Voter backlash

Saturday’s remarkable by-election result in the Sydney seat of Wentworth, which saw the heartland of Liberal territory fall to an independent after an almost 20% swing against a sitting government, will send shock waves through both major political parties.
There appears to be a real change developing in Australian politics as more voters take advantage of the power that democracy affords them every election day.
The major parties had better watch out – this could catch on!
More people are demanding truly representative politicians and are becoming increasingly dissatisfied with some of the cookie-cutter offerings dished up by the major parties.
To be fair, the Wentworth by-election was unusual in that the electorate was very angry at the dumping of their popular local MP and the nation’s Prime Minister.
But parallels exist with the seat of Mayo and the Victorian seat of Indi which have both elected independent female MPs after voters became disillusioned with long-term Liberal representation.
Tasmanian independent Andrew Wilkie has held his seat of Denison for more than 10 years while Queensland’s Bob Katter has represented his constituents as an independent since 2001, showing unaligned grassroots politicians can be very difficult to dislodge once they become established.

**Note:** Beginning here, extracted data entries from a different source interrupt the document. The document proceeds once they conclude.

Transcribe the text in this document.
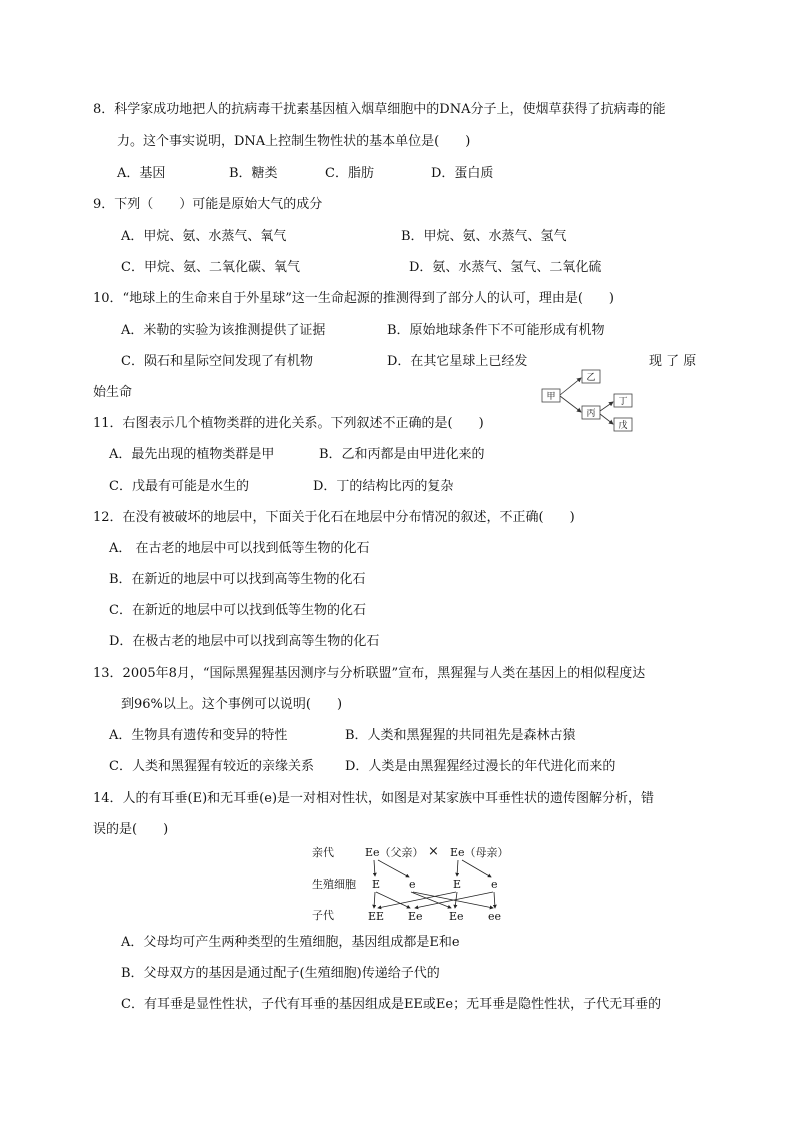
8．科学家成功地把人的抗病毒干扰素基因植入烟草细胞中的DNA分子上，使烟草获得了抗病毒的能
力。这个事实说明，DNA上控制生物性状的基本单位是(　　)
A．基因	B．糖类	C．脂肪	D．蛋白质
9．下列（　　）可能是原始大气的成分
A．甲烷、氨、水蒸气、氧气	B．甲烷、氨、水蒸气、氢气
C．甲烷、氨、二氧化碳、氧气	D．氨、水蒸气、氢气、二氧化硫
10．“地球上的生命来自于外星球”这一生命起源的推测得到了部分人的认可，理由是(　　)
A．米勒的实验为该推测提供了证据	B．原始地球条件下不可能形成有机物
C．陨石和星际空间发现了有机物	D．在其它星球上已经发	现 了 原
始生命	甲
乙
丙
丁
戊
11．右图表示几个植物类群的进化关系。下列叙述不正确的是(　　)
A．最先出现的植物类群是甲	B．乙和丙都是由甲进化来的
C．戊最有可能是水生的	D．丁的结构比丙的复杂
12．在没有被破坏的地层中，下面关于化石在地层中分布情况的叙述，不正确(　　)
A． 在古老的地层中可以找到低等生物的化石
B．在新近的地层中可以找到高等生物的化石
C．在新近的地层中可以找到低等生物的化石
D．在极古老的地层中可以找到高等生物的化石
13．2005年8月，“国际黑猩猩基因测序与分析联盟”宣布，黑猩猩与人类在基因上的相似程度达
到96%以上。这个事例可以说明(　　)
A．生物具有遗传和变异的特性	B．人类和黑猩猩的共同祖先是森林古猿
C．人类和黑猩猩有较近的亲缘关系 D．人类是由黑猩猩经过漫长的年代进化而来的
14．人的有耳垂(E)和无耳垂(e)是一对相对性状，如图是对某家族中耳垂性状的遗传图解分析，错
误的是(　　)
亲代
生殖细胞
子代
Ee（父亲） × Ee（母亲）
E	e	E	e
EE Ee Ee ee
A．父母均可产生两种类型的生殖细胞，基因组成都是E和e
B．父母双方的基因是通过配子(生殖细胞)传递给子代的
C．有耳垂是显性性状，子代有耳垂的基因组成是EE或Ee；无耳垂是隐性性状，子代无耳垂的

Kerryn Phelps could well add to that list, meaning Wentworth – a jewel in the Liberal crown – may be lost for some time for no other reason than internal politics.

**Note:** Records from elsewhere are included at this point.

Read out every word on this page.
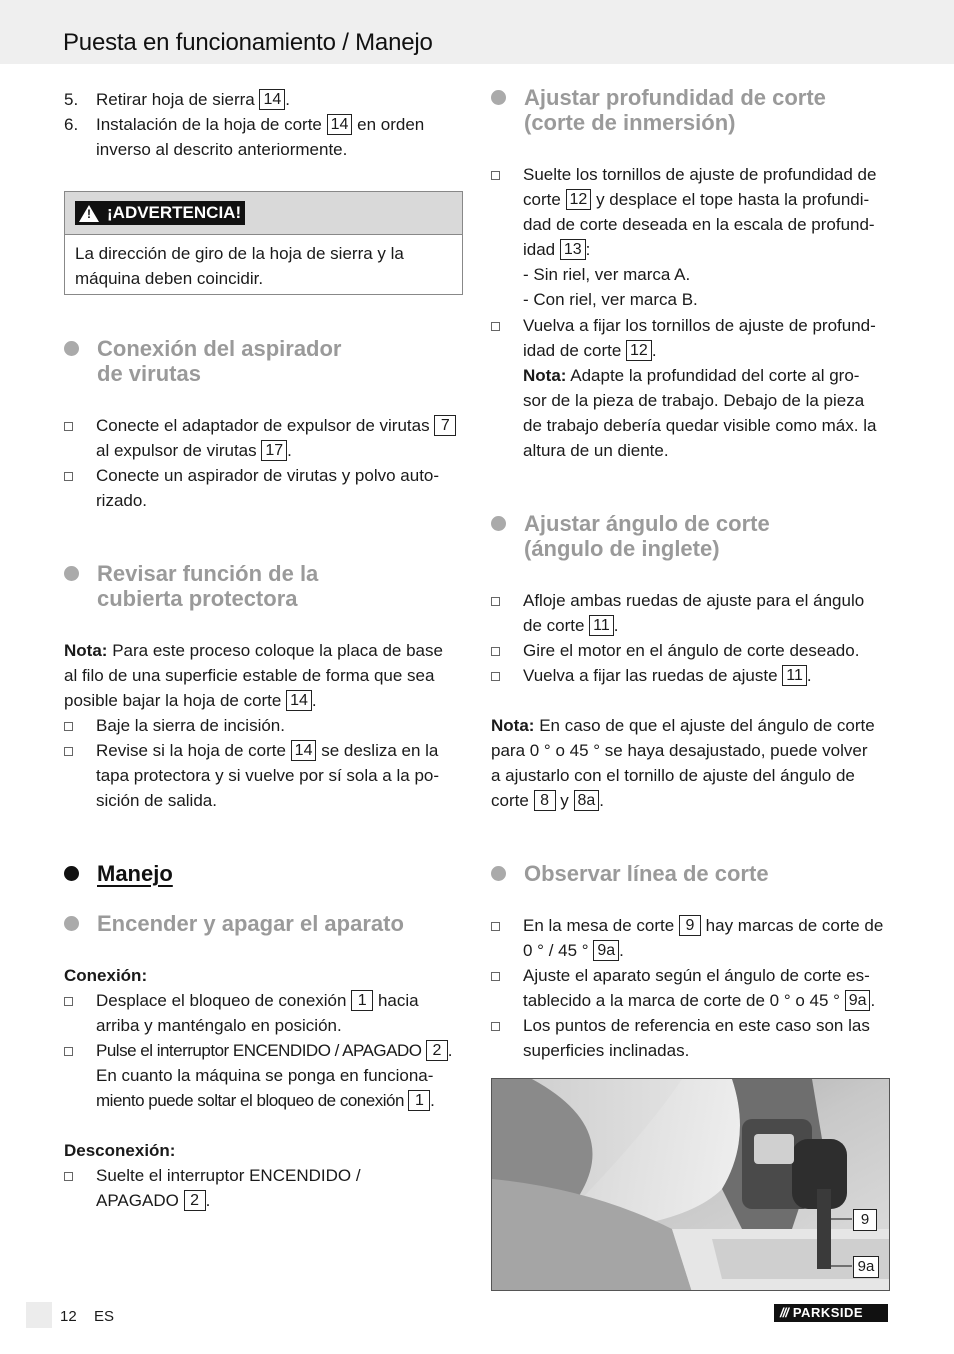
Puesta en funcionamiento / Manejo
5. Retirar hoja de sierra 14 .
6. Instalación de la hoja de corte 14 en orden
inverso al descrito anteriormente.
! ¡ADVERTENCIA!
La dirección de giro de la hoja de sierra y la máquina deben coincidir.
Conexión del aspirador
de virutas
Conecte el adaptador de expulsor de virutas 7
al expulsor de virutas 17 .
Conecte un aspirador de virutas y polvo auto-
rizado.
Revisar función de la
cubierta protectora
Nota: Para este proceso coloque la placa de base
al filo de una superficie estable de forma que sea
posible bajar la hoja de corte 14 .
Baje la sierra de incisión.
Revise si la hoja de corte 14 se desliza en la
tapa protectora y si vuelve por sí sola a la po-
sición de salida.
Manejo
Encender y apagar el aparato
Conexión:
Desplace el bloqueo de conexión 1 hacia
arriba y manténgalo en posición.
Pulse el interruptor ENCENDIDO / APAGADO 2 .
En cuanto la máquina se ponga en funciona-
miento puede soltar el bloqueo de conexión 1 .
Desconexión:
Suelte el interruptor ENCENDIDO /
APAGADO 2 .
Ajustar profundidad de corte
(corte de inmersión)
Suelte los tornillos de ajuste de profundidad de
corte 12 y desplace el tope hasta la profundi-
dad de corte deseada en la escala de profund-
idad 13 :
- Sin riel, ver marca A.
- Con riel, ver marca B.
Vuelva a fijar los tornillos de ajuste de profund-
idad de corte 12 .
Nota: Adapte la profundidad del corte al gro-
sor de la pieza de trabajo. Debajo de la pieza
de trabajo debería quedar visible como máx. la
altura de un diente.
Ajustar ángulo de corte
(ángulo de inglete)
Afloje ambas ruedas de ajuste para el ángulo
de corte 11 .
Gire el motor en el ángulo de corte deseado.
Vuelva a fijar las ruedas de ajuste 11 .
Nota: En caso de que el ajuste del ángulo de corte
para 0 ° o 45 ° se haya desajustado, puede volver
a ajustarlo con el tornillo de ajuste del ángulo de
corte 8 y 8a .
Observar línea de corte
En la mesa de corte 9 hay marcas de corte de
0 ° / 45 ° 9a .
Ajuste el aparato según el ángulo de corte es-
tablecido a la marca de corte de 0 ° o 45 ° 9a .
Los puntos de referencia en este caso son las
superficies inclinadas.
9
9a
12 ES	/// PARKSIDE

Now high-profile marketing professional and social commentator Jane Caro has indicated her willingness to embrace the moment and challenge former PM Tony Abbott in the neighboring Sydney seat of Warringah at the next Federal election.
Like the people of Wentworth, the voters of Warringah prefer conservative politics but whether they feel empowered enough to tell Mr Abbott they want someone who represents their views in Canberra rather than someone who represents Canberra’s views in Warringah, is yet to be seen.
The precedent has been set in Mayo and Indi and the move has not been a step too far for many traditional conservative voters.
The writing is on the wall and the big players had better take note.
Politicians – particularly backbenchers – must better represent the views of their electorates otherwise voters will look elsewhere. How democratic!